Die Warschauer Straße wird gerade komplett aufgerissen und ist eine riesige Baustelle und entsprechend begrüßt mich erstmal ein dicker Bauzaun. Aber die Fleischerei hat auf und es stehen noch ein paar Tische draußen, die von italienischen Touristen belagert werden. Italiener stehen ja auf deutsches Essen – am liebsten Würstchen oder Krustenbraten. Wusstet ihr, dass es auch in guten Pizzerien in Süditalien selbstverständlich Pizzen mit Sauerkraut und Würstchen gibt? Sie wurden mir mehr als einmal von Italienern in Italien angeboten im ernsthaften Glauben, dass sei was ganz tolles und ich habe jedesmal erstaunte Blicke geerntet, wenn ich mir ein ziemlich angewidertes Gesicht einfach nicht verkneifen konnte. Aber zurück in die Berliner Wirklichkeit.

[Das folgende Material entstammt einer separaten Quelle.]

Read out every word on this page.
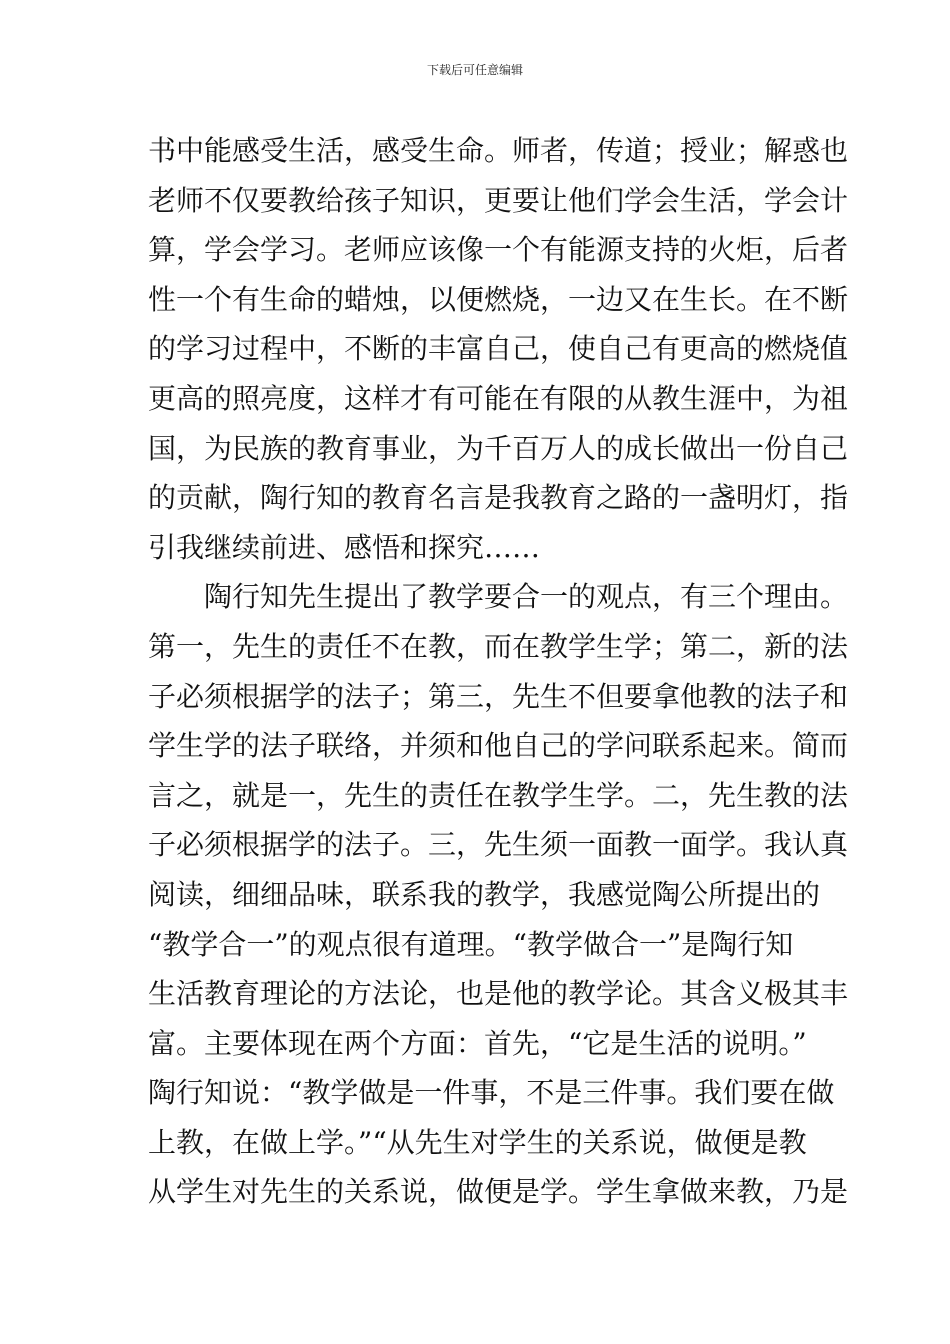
下载后可任意编辑
书中能感受生活，感受生命。师者，传道；授业；解惑也
老师不仅要教给孩子知识，更要让他们学会生活，学会计
算，学会学习。老师应该像一个有能源支持的火炬，后者
性一个有生命的蜡烛，以便燃烧，一边又在生长。在不断
的学习过程中，不断的丰富自己，使自己有更高的燃烧值
更高的照亮度，这样才有可能在有限的从教生涯中，为祖
国，为民族的教育事业，为千百万人的成长做出一份自己
的贡献，陶行知的教育名言是我教育之路的一盏明灯，指
引我继续前进、感悟和探究……
陶行知先生提出了教学要合一的观点，有三个理由。
第一，先生的责任不在教，而在教学生学；第二，新的法
子必须根据学的法子；第三，先生不但要拿他教的法子和
学生学的法子联络，并须和他自己的学问联系起来。简而
言之，就是一，先生的责任在教学生学。二，先生教的法
子必须根据学的法子。三，先生须一面教一面学。我认真
阅读，细细品味，联系我的教学，我感觉陶公所提出的
“教学合一”的观点很有道理。“教学做合一”是陶行知
生活教育理论的方法论，也是他的教学论。其含义极其丰
富。主要体现在两个方面：首先，“它是生活的说明。”
陶行知说：“教学做是一件事，不是三件事。我们要在做
上教，在做上学。”“从先生对学生的关系说，做便是教
从学生对先生的关系说，做便是学。学生拿做来教，乃是
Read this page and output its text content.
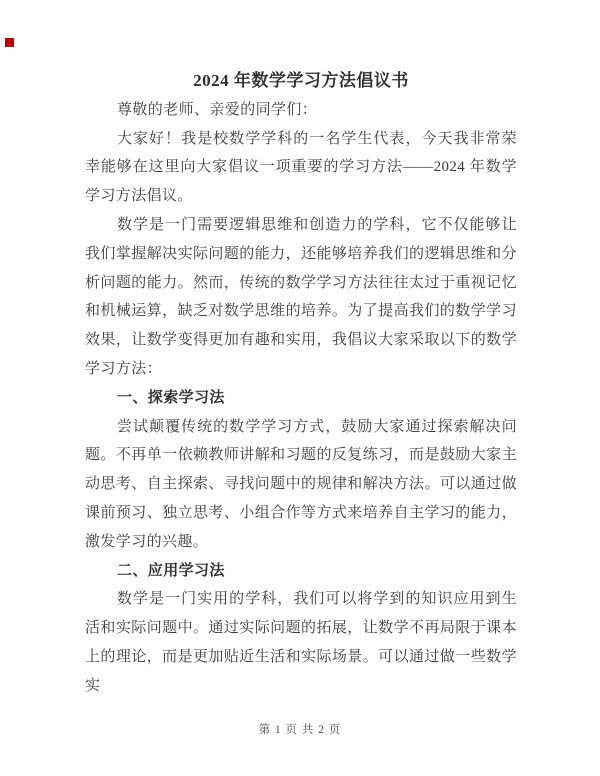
2024 年数学学习方法倡议书

尊敬的老师、亲爱的同学们：

大家好！我是校数学学科的一名学生代表，今天我非常荣幸能够在这里向大家倡议一项重要的学习方法——2024 年数学学习方法倡议。

数学是一门需要逻辑思维和创造力的学科，它不仅能够让我们掌握解决实际问题的能力，还能够培养我们的逻辑思维和分析问题的能力。然而，传统的数学学习方法往往太过于重视记忆和机械运算，缺乏对数学思维的培养。为了提高我们的数学学习效果，让数学变得更加有趣和实用，我倡议大家采取以下的数学学习方法：

一、探索学习法

尝试颠覆传统的数学学习方式，鼓励大家通过探索解决问题。不再单一依赖教师讲解和习题的反复练习，而是鼓励大家主动思考、自主探索、寻找问题中的规律和解决方法。可以通过做课前预习、独立思考、小组合作等方式来培养自主学习的能力，激发学习的兴趣。

二、应用学习法

数学是一门实用的学科，我们可以将学到的知识应用到生活和实际问题中。通过实际问题的拓展，让数学不再局限于课本上的理论，而是更加贴近生活和实际场景。可以通过做一些数学实

第 1 页 共 2 页
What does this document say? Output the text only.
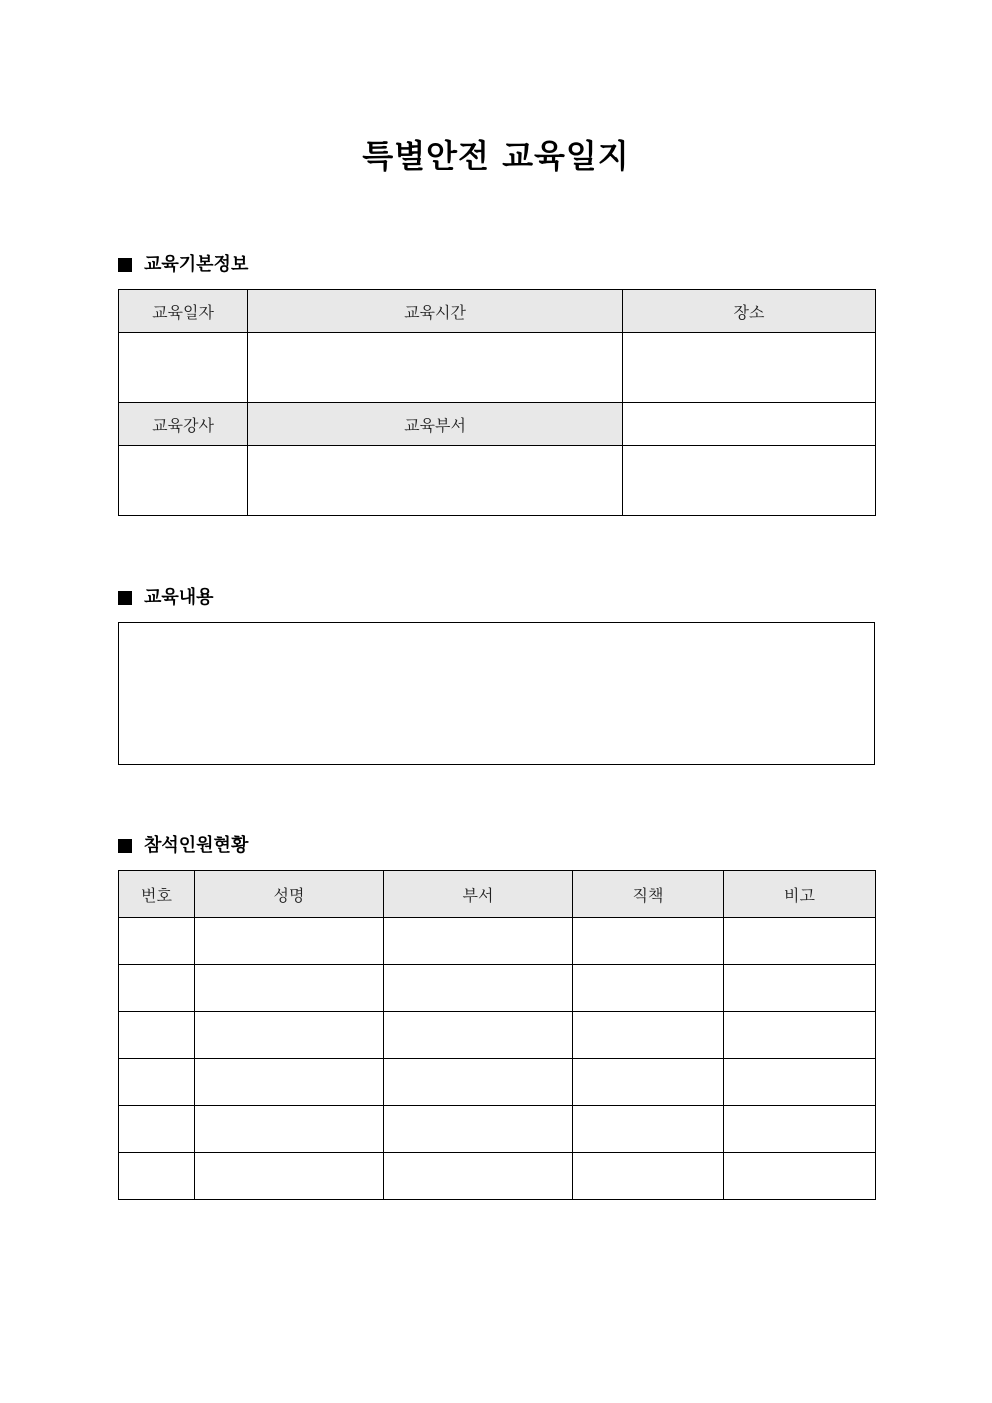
특별안전 교육일지
교육기본정보
교육일자	교육시간	장소

교육강사	교육부서	

교육내용
참석인원현황
번호	성명	부서	직책	비고
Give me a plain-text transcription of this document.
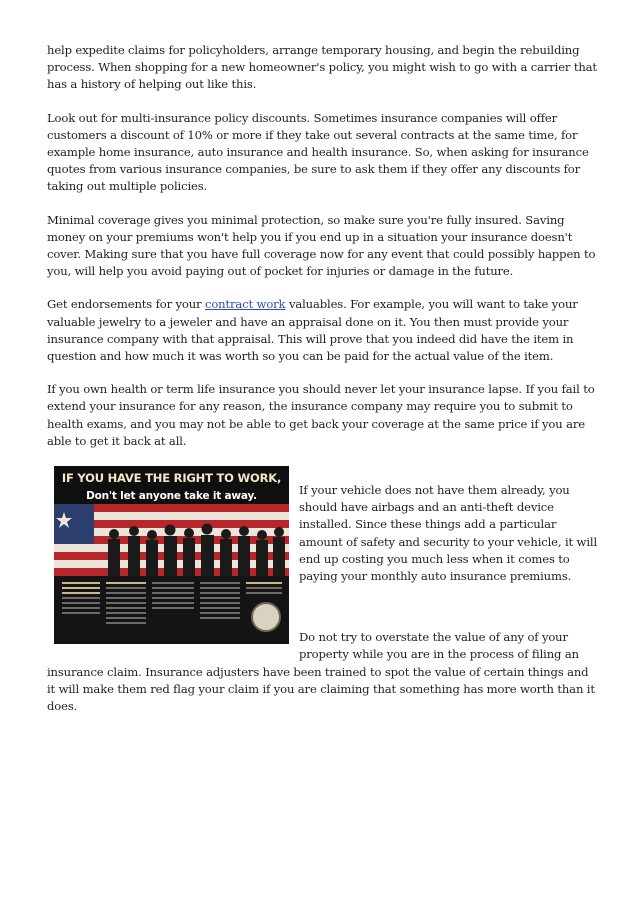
help expedite claims for policyholders, arrange temporary housing, and begin the rebuilding process. When shopping for a new homeowner's policy, you might wish to go with a carrier that has a history of helping out like this.

Look out for multi-insurance policy discounts. Sometimes insurance companies will offer customers a discount of 10% or more if they take out several contracts at the same time, for example home insurance, auto insurance and health insurance. So, when asking for insurance quotes from various insurance companies, be sure to ask them if they offer any discounts for taking out multiple policies.

Minimal coverage gives you minimal protection, so make sure you're fully insured. Saving money on your premiums won't help you if you end up in a situation your insurance doesn't cover. Making sure that you have full coverage now for any event that could possibly happen to you, will help you avoid paying out of pocket for injuries or damage in the future.

Get endorsements for your contract work valuables. For example, you will want to take your valuable jewelry to a jeweler and have an appraisal done on it. You then must provide your insurance company with that appraisal. This will prove that you indeed did have the item in question and how much it was worth so you can be paid for the actual value of the item.

If you own health or term life insurance you should never let your insurance lapse. If you fail to extend your insurance for any reason, the insurance company may require you to submit to health exams, and you may not be able to get back your coverage at the same price if you are able to get it back at all.

IF YOU HAVE THE RIGHT TO WORK,
Don't let anyone take it away.	If your vehicle does not have them already, you should have airbags and an anti-theft device installed. Since these things add a particular amount of safety and security to your vehicle, it will end up costing you much less when it comes to paying your monthly auto insurance premiums.

Do not try to overstate the value of any of your property while you are in the process of filing an insurance claim. Insurance adjusters have been trained to spot the value of certain things and it will make them red flag your claim if you are claiming that something has more worth than it does.
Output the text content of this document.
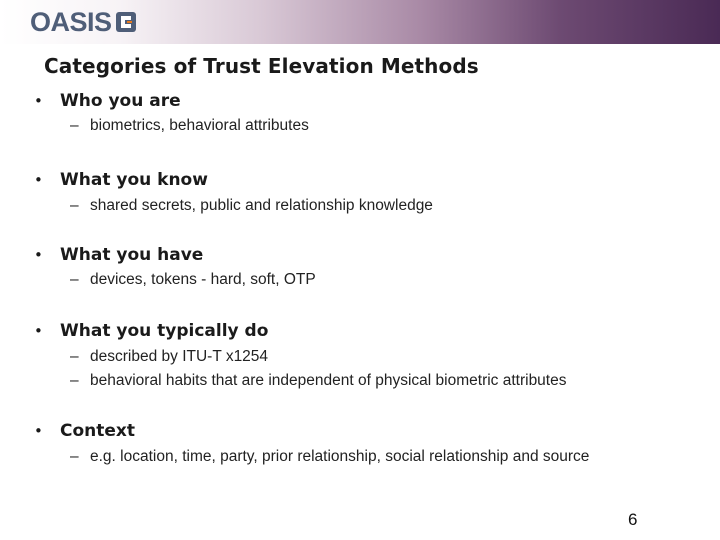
OASIS
Categories of Trust Elevation Methods
•	Who you are
– biometrics, behavioral attributes
•	What you know
– shared secrets, public and relationship knowledge
•	What you have
– devices, tokens - hard, soft, OTP
•	What you typically do
– described by ITU-T x1254
– behavioral habits that are independent of physical biometric attributes
•	Context
– e.g. location, time, party, prior relationship, social relationship and source
6
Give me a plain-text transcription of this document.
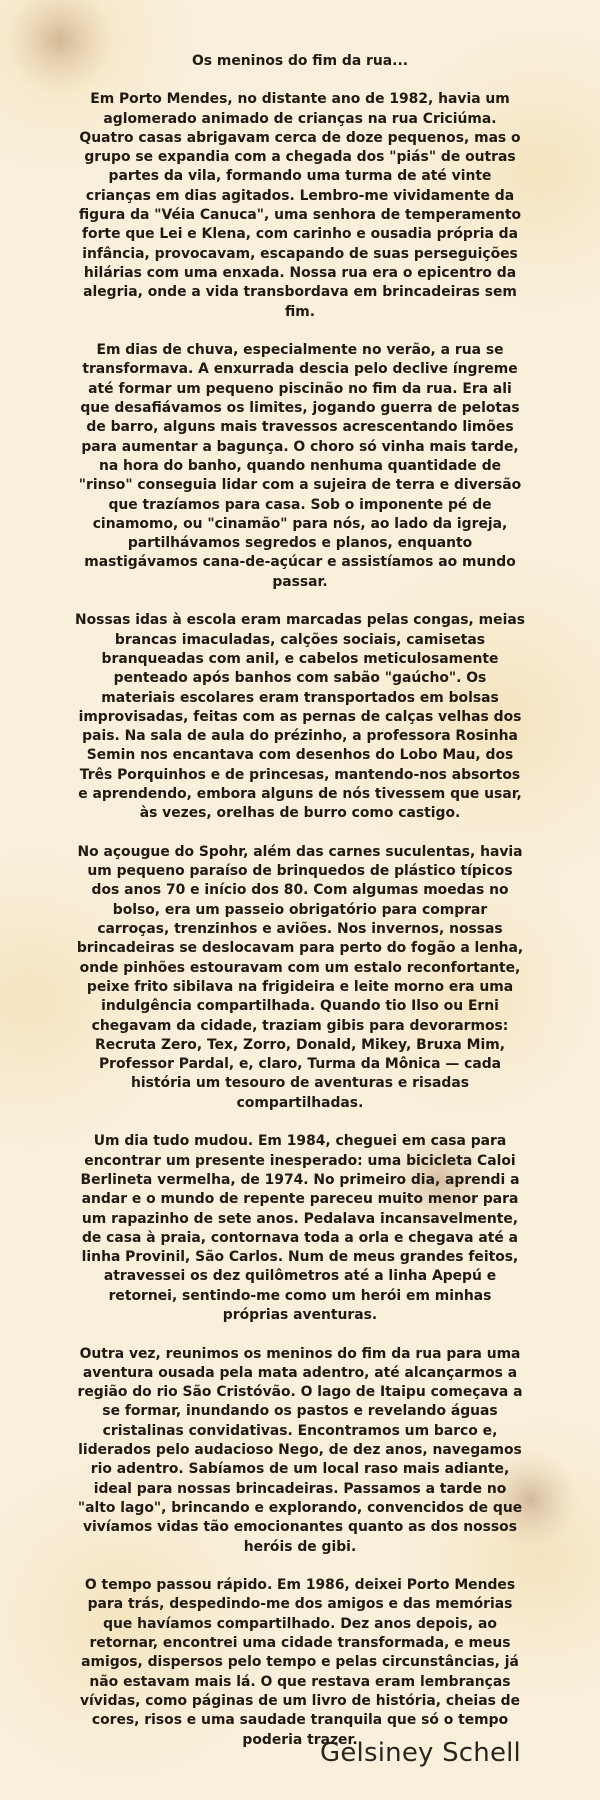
Os meninos do fim da rua...

Em Porto Mendes, no distante ano de 1982, havia um aglomerado animado de crianças na rua Criciúma. Quatro casas abrigavam cerca de doze pequenos, mas o grupo se expandia com a chegada dos "piás" de outras partes da vila, formando uma turma de até vinte crianças em dias agitados. Lembro-me vividamente da figura da "Véia Canuca", uma senhora de temperamento forte que Lei e Klena, com carinho e ousadia própria da infância, provocavam, escapando de suas perseguições hilárias com uma enxada. Nossa rua era o epicentro da alegria, onde a vida transbordava em brincadeiras sem fim.

Em dias de chuva, especialmente no verão, a rua se transformava. A enxurrada descia pelo declive íngreme até formar um pequeno piscinão no fim da rua. Era ali que desafiávamos os limites, jogando guerra de pelotas de barro, alguns mais travessos acrescentando limões para aumentar a bagunça. O choro só vinha mais tarde, na hora do banho, quando nenhuma quantidade de "rinso" conseguia lidar com a sujeira de terra e diversão que trazíamos para casa. Sob o imponente pé de cinamomo, ou "cinamão" para nós, ao lado da igreja, partilhávamos segredos e planos, enquanto mastigávamos cana-de-açúcar e assistíamos ao mundo passar.

Nossas idas à escola eram marcadas pelas congas, meias brancas imaculadas, calções sociais, camisetas branqueadas com anil, e cabelos meticulosamente penteado após banhos com sabão "gaúcho". Os materiais escolares eram transportados em bolsas improvisadas, feitas com as pernas de calças velhas dos pais. Na sala de aula do prézinho, a professora Rosinha Semin nos encantava com desenhos do Lobo Mau, dos Três Porquinhos e de princesas, mantendo-nos absortos e aprendendo, embora alguns de nós tivessem que usar, às vezes, orelhas de burro como castigo.

No açougue do Spohr, além das carnes suculentas, havia um pequeno paraíso de brinquedos de plástico típicos dos anos 70 e início dos 80. Com algumas moedas no bolso, era um passeio obrigatório para comprar carroças, trenzinhos e aviões. Nos invernos, nossas brincadeiras se deslocavam para perto do fogão a lenha, onde pinhões estouravam com um estalo reconfortante, peixe frito sibilava na frigideira e leite morno era uma indulgência compartilhada. Quando tio Ilso ou Erni chegavam da cidade, traziam gibis para devorarmos: Recruta Zero, Tex, Zorro, Donald, Mikey, Bruxa Mim, Professor Pardal, e, claro, Turma da Mônica — cada história um tesouro de aventuras e risadas compartilhadas.

Um dia tudo mudou. Em 1984, cheguei em casa para encontrar um presente inesperado: uma bicicleta Caloi Berlineta vermelha, de 1974. No primeiro dia, aprendi a andar e o mundo de repente pareceu muito menor para um rapazinho de sete anos. Pedalava incansavelmente, de casa à praia, contornava toda a orla e chegava até a linha Provinil, São Carlos. Num de meus grandes feitos, atravessei os dez quilômetros até a linha Apepú e retornei, sentindo-me como um herói em minhas próprias aventuras.

Outra vez, reunimos os meninos do fim da rua para uma aventura ousada pela mata adentro, até alcançarmos a região do rio São Cristóvão. O lago de Itaipu começava a se formar, inundando os pastos e revelando águas cristalinas convidativas. Encontramos um barco e, liderados pelo audacioso Nego, de dez anos, navegamos rio adentro. Sabíamos de um local raso mais adiante, ideal para nossas brincadeiras. Passamos a tarde no "alto lago", brincando e explorando, convencidos de que vivíamos vidas tão emocionantes quanto as dos nossos heróis de gibi.

O tempo passou rápido. Em 1986, deixei Porto Mendes para trás, despedindo-me dos amigos e das memórias que havíamos compartilhado. Dez anos depois, ao retornar, encontrei uma cidade transformada, e meus amigos, dispersos pelo tempo e pelas circunstâncias, já não estavam mais lá. O que restava eram lembranças vívidas, como páginas de um livro de história, cheias de cores, risos e uma saudade tranquila que só o tempo poderia trazer.

Gelsiney Schell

Ich habe jetzt nämlich erstmal die Qual der Wal. Was ess ich nur, was ess ich nur? Gulasch mit Rotkohl und Kartoffeln, Gulasch mit Nudeln, Eisbein, Rouladen, Schnitzel, Nudeln mit Tomatensauce und Jagdwurst… oooh, bei letzterem geht mein Ossiherz auf. Das wird doch wohl nicht diese leckere, leicht süßliche Ketchupsauce sein, die jeder Ossi kennt und liebt (naja, fast jeder)? Am besten ist dazu ja noch Jägerschnitzel, also panierte Jagdwurst. Man, man, man, aber das kann ich besser kochen und es muss eine Entscheidung her. Aber eh die fällt, fällt mein Blick erstmal auf die Auslage. Da liegt verdammt viel Wurst rum. Ist ja auch eine Fleischerei. Aber ein Teil ist für gekühltes Bier reserviert und ein Gessner habe ich schon Ewigkeiten nicht mehr getrunken. Also los – Gessner und Gulasch mit Rotkohl und Kartoffel.

Geßner und Gulasch

Innerlich bin ich darauf eingestellt, mir draußen schonmal ein Plätzchen zu sichern und auf mein Essen zu warten. Aber nein – die Bedienung greift sich direkt nach meiner Bestellung einen flachen Teller, reißt hinter sich drei Warmhaltegefäße auf und holt den großen Löffel raus. Zack – landen eine große Portion Kartoffel, Gulasch mit viiiiiiiiiiiel Soße und ein bisschen zu wenig Rotkohl auf meinem Teller. Ich nehme ihn glücklich in Empfang und balanciere ihn nach draußen. Der Holztisch steht leicht schief, so dass die Soße ganz knapp vorm Abwandern ist. Aber sie bleibt drauf. Bis ich versuche, ganz vorsichtig eine Kartoffel zu zerteilen – flatsch – ein großer Schwaps landet auf dem Tisch. Ganz behutsam drehe ich das Kunstwerk und bin eigentlich erstmal nur damit beschäftigt, mein Essen im Zaum zu halten. Aber irgendwann habe ich es gezähmt und dann kann ich auch mal bewusst kosten, bevor das Reinschaufeln los geht. Lecker, fast wie bei Muttern. Nur die Kartoffeln sind mir etwas zu wässrig. Kann man aber mit Soße ausgleichen – ist ja reichlich da. Nein, ich bin total zufrieden und die 5 Euro haben sich definitiv gelohnt. Das schräge Publikum – vom Penner bis zur verschwitzten Hockeyspielerin ist alles dabei – macht meinen Plan zu lesen zunichte, aber so lehne ich mich irgendwann entspannt mit meinem Bierchen zurück und genieße. Hier komme ich bestimmt nochmal her.